The Layout Reorderer works with modules of content that are organized into columns, as in the image below. In this example, we have five content modules organized into two columns: three in the left column and two in the right.

Conceptually, the Layout Reorderer considers each content module to be a "child" of its containing column. So in the example to the left, Modules 1, 2 and 3 are "children" of Column 1, and Modules 4 and 5 are "children" of Column 2. The columns themselves must be contained within some form of container.

The Javascript object that describes the layout does so by specifying the IDs of the DOM elements and the relationships between them. The format for the layout object for the example on the left is:

var layout = {
    id:"module_container",
    columns:[
        { id:"column_1", children:["module-1", "module-2", "module-3"]},
        { id:"column_2", children:["module-4", "module-5"]}
    ]
};

Let's look at this object in more detail:

The layout object contains two members: id and columns. The id member is simply the ID of the main container. In this example, let's say that's module-container.

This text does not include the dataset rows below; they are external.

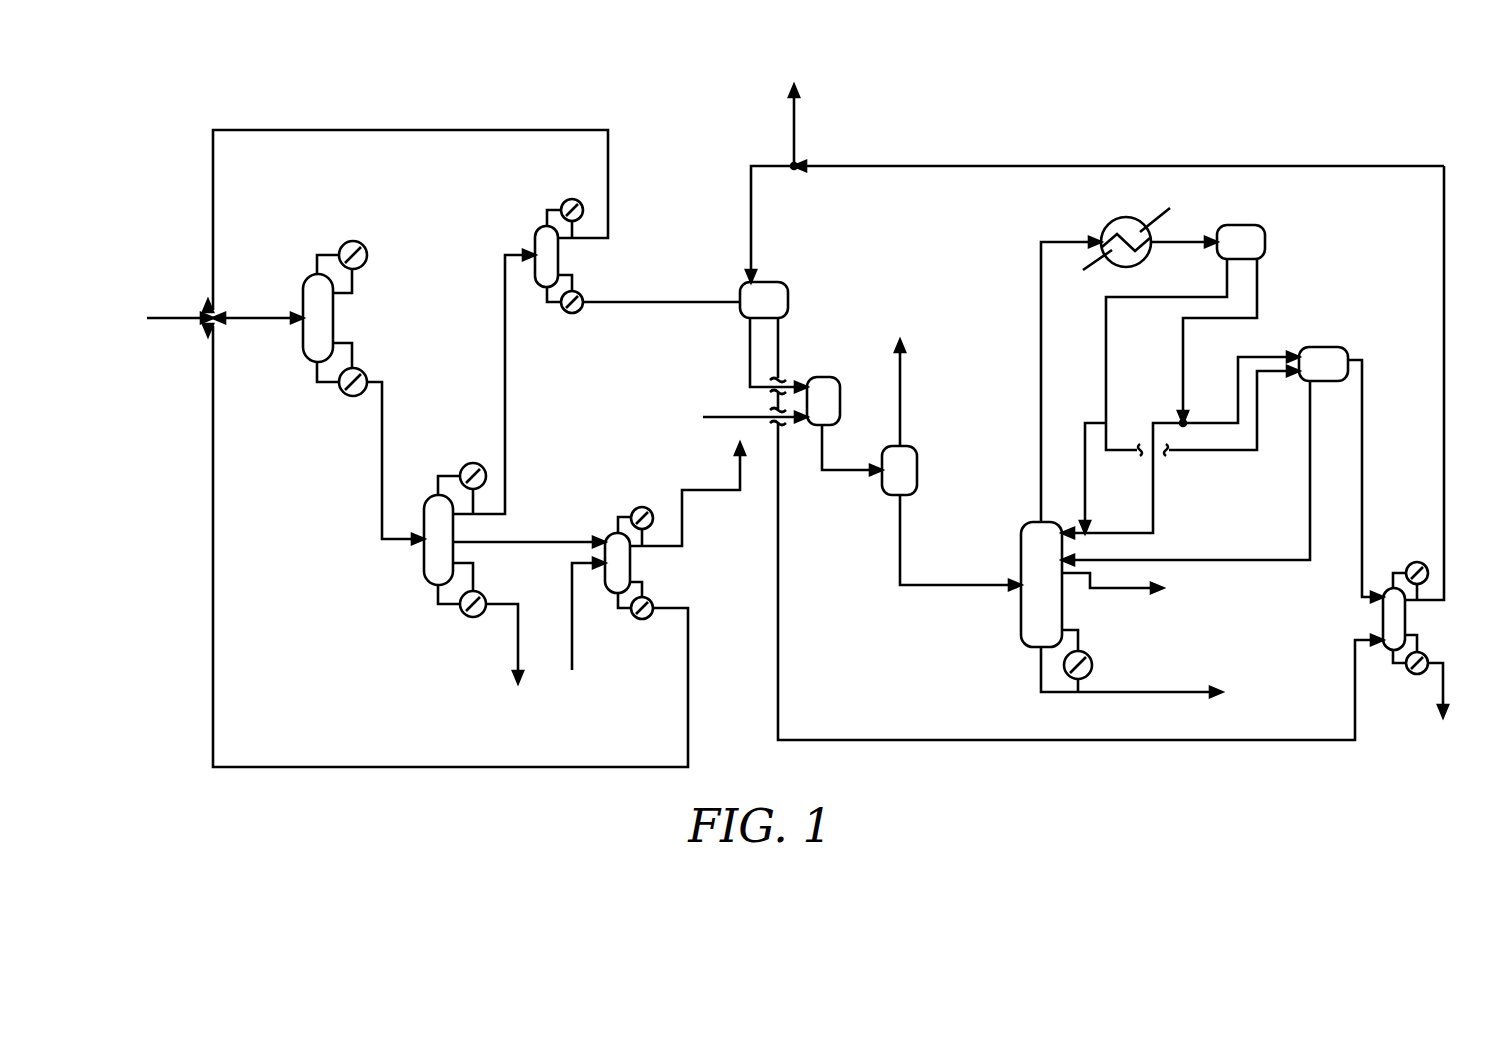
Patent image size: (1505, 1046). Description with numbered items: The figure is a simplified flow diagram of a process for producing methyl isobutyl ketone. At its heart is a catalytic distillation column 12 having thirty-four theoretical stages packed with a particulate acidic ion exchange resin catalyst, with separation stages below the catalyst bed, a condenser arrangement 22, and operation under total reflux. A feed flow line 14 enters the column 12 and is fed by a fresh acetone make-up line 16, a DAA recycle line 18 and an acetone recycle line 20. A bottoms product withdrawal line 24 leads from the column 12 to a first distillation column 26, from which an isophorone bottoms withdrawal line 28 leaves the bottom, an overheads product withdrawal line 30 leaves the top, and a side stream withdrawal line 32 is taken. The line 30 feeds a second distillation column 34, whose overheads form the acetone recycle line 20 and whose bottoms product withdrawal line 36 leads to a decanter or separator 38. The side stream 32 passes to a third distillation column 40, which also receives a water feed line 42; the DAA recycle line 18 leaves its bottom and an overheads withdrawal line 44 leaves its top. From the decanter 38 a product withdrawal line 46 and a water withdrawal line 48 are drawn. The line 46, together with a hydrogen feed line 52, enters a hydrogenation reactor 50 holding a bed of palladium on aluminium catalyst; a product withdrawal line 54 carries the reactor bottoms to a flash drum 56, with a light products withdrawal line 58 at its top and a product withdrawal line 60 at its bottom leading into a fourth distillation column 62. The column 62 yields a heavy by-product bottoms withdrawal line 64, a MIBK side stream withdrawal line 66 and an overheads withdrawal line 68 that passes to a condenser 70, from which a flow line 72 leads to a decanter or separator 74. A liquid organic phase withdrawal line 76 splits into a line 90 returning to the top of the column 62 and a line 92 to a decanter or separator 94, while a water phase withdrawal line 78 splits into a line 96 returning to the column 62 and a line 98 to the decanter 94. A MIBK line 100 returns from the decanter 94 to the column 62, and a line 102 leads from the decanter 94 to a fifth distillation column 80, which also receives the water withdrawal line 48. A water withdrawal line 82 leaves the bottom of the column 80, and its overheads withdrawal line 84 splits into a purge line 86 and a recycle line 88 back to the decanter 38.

The catalytic distillation column 12 is at (313, 293).
The feed flow line 14 is at (250, 320).
The fresh acetone make-up line 16 is at (148, 318).
The DAA recycle line 18 is at (213, 438).
The acetone recycle line 20 is at (213, 217).
The condenser arrangement 22 is at (353, 241).
The bottoms product withdrawal line 24 is at (382, 432).
The first distillation column 26 is at (433, 552).
The isophorone bottoms withdrawal line 28 is at (517, 627).
The overheads product withdrawal line 30 is at (505, 405).
The side stream withdrawal line 32 is at (573, 540).
The second distillation column 34 is at (540, 242).
The bottoms product withdrawal line 36 is at (702, 300).
The decanter or separator 38 is at (770, 295).
The third distillation column 40 is at (633, 563).
The water feed line 42 is at (573, 604).
The overheads withdrawal line 44 is at (682, 502).
The product withdrawal line 46 is at (750, 370).
The water withdrawal line 48 is at (779, 530).
The hydrogenation reactor 50 is at (822, 398).
The hydrogen feed line 52 is at (712, 417).
The product withdrawal line 54 is at (820, 448).
The flash drum 56 is at (918, 477).
The light products withdrawal line 58 is at (902, 398).
The product withdrawal line 60 is at (930, 585).
The fourth distillation column 62 is at (1027, 615).
The heavy by-product bottoms withdrawal line 64 is at (1097, 693).
The MIBK side stream withdrawal line 66 is at (1115, 588).
The overheads withdrawal line 68 is at (1041, 325).
The condenser 70 is at (1127, 218).
The flow line 72 is at (1178, 240).
The decanter or separator 74 is at (1258, 243).
The liquid organic phase withdrawal line 76 is at (1123, 298).
The water phase withdrawal line 78 is at (1258, 287).
The fifth distillation column 80 is at (1392, 622).
The water withdrawal line 82 is at (1443, 683).
The overheads withdrawal line 84 is at (1444, 385).
The purge line 86 is at (795, 132).
The recycle line 88 is at (751, 217).
The line 90 is at (1082, 465).
The line 92 is at (1222, 452).
The decanter or separator 94 is at (1327, 363).
The line 96 is at (1153, 467).
The line 98 is at (1262, 357).
The MIBK line 100 is at (1225, 562).
The line 102 is at (1363, 427).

The columns member is itself an object that describes the columns and their contents. It is an array, where each element in the array is in turn an object that describes one column. In our example, we have two columns, so the array has two rows, each containing an object:

columns:[
    { id:"column_1", children:["module-1", "module-2", "module-3"]},
    { id:"column_2", children:["module-4", "module-5"]}
]

The object in each row has two members, id and children. Since each of these object describes one column, the id member is the ID of that column. The children member is an array of the IDs of all of the children of that column. In our example, the first column has three children (modules 1 through 3), so the object describing it looks like this:

{
    id       : "column_1",
    children : ["module-1", "module-2", "module-3"]
}

In the snippet above, the object has been spread out over a few lines to make it easier to see, but it's the same as in the earlier snippets.